The term will represent the minimum of either a linear program variable and another linear program variable, or a linear program variable and a user supplied constant.
To demonstrate this we can look at a site where we want to incentivize a minimum export of 15 MWh or greater in each interval. The site will receive the maximum benefit when exporting 15 MW or more, and less benefit when exporting less than 15 MWh. There is no incentive to export more than 15 MWh.
Let's first setup a site with a CHP system:
import energypylinear as epl
electric_load_mwh = [30.0, 50.0, 10.0]
electricity_prices = [0.0, 0.0, 0.0]
gas_prices = 20
site = epl.Site(
assets=[
epl.CHP(
electric_efficiency_pct=1.0,
electric_power_max_mw=50,
electric_power_min_mw=0,
)
],
gas_prices=gas_prices,
electricity_prices=electricity_prices,
electric_load_mwh=electric_load_mwh,
)
Let's optimize the site without a minimum export incentive:
no_export_incentive_simulation = site.optimize(
verbose=3,
objective={
"terms": [
{
"asset_type": "site",
"variable": "import_power_mwh",
"interval_data": "electricity_prices",
},
{
"asset_type": "site",
"variable": "export_power_mwh",
"interval_data": "electricity_prices",
"coefficient": -1,
},
{
"asset_type": "*",
"variable": "gas_consumption_mwh",
"interval_data": "gas_prices",
},
]
},
)
print(no_export_incentive_simulation.results['chp-electric_generation_mwh'])

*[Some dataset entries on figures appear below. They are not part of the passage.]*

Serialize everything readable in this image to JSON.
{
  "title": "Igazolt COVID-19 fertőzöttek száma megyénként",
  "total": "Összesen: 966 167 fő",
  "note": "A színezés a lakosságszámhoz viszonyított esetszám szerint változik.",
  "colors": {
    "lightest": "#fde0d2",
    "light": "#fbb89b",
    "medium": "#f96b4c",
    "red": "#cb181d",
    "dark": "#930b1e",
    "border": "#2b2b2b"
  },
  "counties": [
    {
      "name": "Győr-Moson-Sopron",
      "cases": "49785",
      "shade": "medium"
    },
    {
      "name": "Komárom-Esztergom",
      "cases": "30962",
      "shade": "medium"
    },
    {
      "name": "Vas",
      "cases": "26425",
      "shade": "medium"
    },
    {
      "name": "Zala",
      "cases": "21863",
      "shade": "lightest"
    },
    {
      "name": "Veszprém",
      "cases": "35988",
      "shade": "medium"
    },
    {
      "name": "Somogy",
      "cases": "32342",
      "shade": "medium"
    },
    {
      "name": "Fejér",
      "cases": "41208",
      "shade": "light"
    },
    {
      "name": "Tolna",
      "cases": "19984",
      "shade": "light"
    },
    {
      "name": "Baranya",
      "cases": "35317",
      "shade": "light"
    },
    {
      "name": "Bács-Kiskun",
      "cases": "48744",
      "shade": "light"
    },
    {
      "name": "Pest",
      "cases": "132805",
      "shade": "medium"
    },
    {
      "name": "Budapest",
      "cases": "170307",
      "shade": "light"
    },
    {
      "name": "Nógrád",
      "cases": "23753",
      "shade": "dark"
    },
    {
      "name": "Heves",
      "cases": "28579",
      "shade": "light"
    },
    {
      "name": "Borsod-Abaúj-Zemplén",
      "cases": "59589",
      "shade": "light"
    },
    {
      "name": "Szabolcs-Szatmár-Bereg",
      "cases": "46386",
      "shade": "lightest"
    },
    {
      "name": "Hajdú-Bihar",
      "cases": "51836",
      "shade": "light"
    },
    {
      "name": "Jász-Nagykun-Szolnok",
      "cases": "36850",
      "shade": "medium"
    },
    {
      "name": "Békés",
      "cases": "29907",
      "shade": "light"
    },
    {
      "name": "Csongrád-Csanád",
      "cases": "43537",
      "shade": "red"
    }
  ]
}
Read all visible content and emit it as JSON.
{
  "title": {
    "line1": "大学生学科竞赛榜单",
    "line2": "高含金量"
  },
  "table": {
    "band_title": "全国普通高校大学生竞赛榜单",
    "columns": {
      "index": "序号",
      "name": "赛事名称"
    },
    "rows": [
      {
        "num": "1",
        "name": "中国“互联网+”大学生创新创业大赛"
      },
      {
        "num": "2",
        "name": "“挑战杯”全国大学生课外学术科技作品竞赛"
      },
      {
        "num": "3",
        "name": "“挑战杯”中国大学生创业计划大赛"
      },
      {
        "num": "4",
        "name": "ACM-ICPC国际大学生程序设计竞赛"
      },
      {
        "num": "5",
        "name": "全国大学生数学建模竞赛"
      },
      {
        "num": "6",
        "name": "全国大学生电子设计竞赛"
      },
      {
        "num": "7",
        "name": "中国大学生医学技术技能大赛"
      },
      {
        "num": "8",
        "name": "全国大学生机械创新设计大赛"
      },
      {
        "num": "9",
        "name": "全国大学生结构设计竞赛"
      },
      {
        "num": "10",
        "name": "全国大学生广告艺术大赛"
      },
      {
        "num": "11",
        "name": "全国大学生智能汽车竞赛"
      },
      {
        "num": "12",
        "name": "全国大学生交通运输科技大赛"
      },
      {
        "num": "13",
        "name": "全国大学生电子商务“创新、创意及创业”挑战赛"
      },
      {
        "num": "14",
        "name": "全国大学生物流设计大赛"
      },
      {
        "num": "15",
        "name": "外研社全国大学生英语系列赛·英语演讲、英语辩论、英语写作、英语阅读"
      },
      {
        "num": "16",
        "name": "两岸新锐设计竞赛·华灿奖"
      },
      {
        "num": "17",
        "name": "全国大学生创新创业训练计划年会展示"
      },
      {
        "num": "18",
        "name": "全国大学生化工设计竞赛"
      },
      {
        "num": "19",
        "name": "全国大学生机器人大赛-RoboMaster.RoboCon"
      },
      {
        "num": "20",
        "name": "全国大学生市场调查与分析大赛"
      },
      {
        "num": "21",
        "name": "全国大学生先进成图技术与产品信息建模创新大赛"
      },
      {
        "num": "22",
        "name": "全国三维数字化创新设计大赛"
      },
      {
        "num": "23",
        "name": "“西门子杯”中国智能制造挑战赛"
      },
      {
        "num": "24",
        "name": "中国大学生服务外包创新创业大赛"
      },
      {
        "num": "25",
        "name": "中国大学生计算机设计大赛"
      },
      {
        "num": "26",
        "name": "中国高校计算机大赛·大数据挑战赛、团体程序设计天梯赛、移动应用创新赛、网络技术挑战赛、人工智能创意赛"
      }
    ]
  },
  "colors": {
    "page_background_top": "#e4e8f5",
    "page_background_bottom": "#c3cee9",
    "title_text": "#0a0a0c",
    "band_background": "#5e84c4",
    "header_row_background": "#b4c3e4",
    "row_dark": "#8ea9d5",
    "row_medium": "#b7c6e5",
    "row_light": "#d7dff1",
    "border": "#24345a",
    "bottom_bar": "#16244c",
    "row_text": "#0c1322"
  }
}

As expected, our CHP system doesn't generate:
Let's now add a minimum export incentive using the min_two_variables function term:
no_export_incentive_simulation = site.optimize(
verbose=3,
objective={
"terms": [
{
"asset_type": "site",
"variable": "import_power_mwh",
"interval_data": "electricity_prices",
},
{
"asset_type": "site",
"variable": "export_power_mwh",
"interval_data": "electricity_prices",
"coefficient": -1,
},
{
"asset_type": "*",
"variable": "gas_consumption_mwh",
"interval_data": "gas_prices",
},
{
"function": "min_two_variables",
"a": {
"asset_type": "site",
"variable": "export_power_mwh",
},
"b": 15,
"coefficient": -200,
"M": max(electric_load_mwh) * 10
},
]
},
)
print(
no_export_incentive_simulation.results[
[
"site-electric_load_mwh",
"site-export_power_mwh",
"chp-electric_generation_mwh",
]
]
)
As expected, our CHP system generates to export a minimum of 15 MWh where possible:
site-electric_load_mwh site-export_power_mwh chp-electric_generation_mwh
0 30.0 15.0 45.0
1 50.0 0.0 0.0
2 10.0 15.0 25.0
Our asset does not generate in the second interval because the site demand is too high to allow the asset to export any electricity.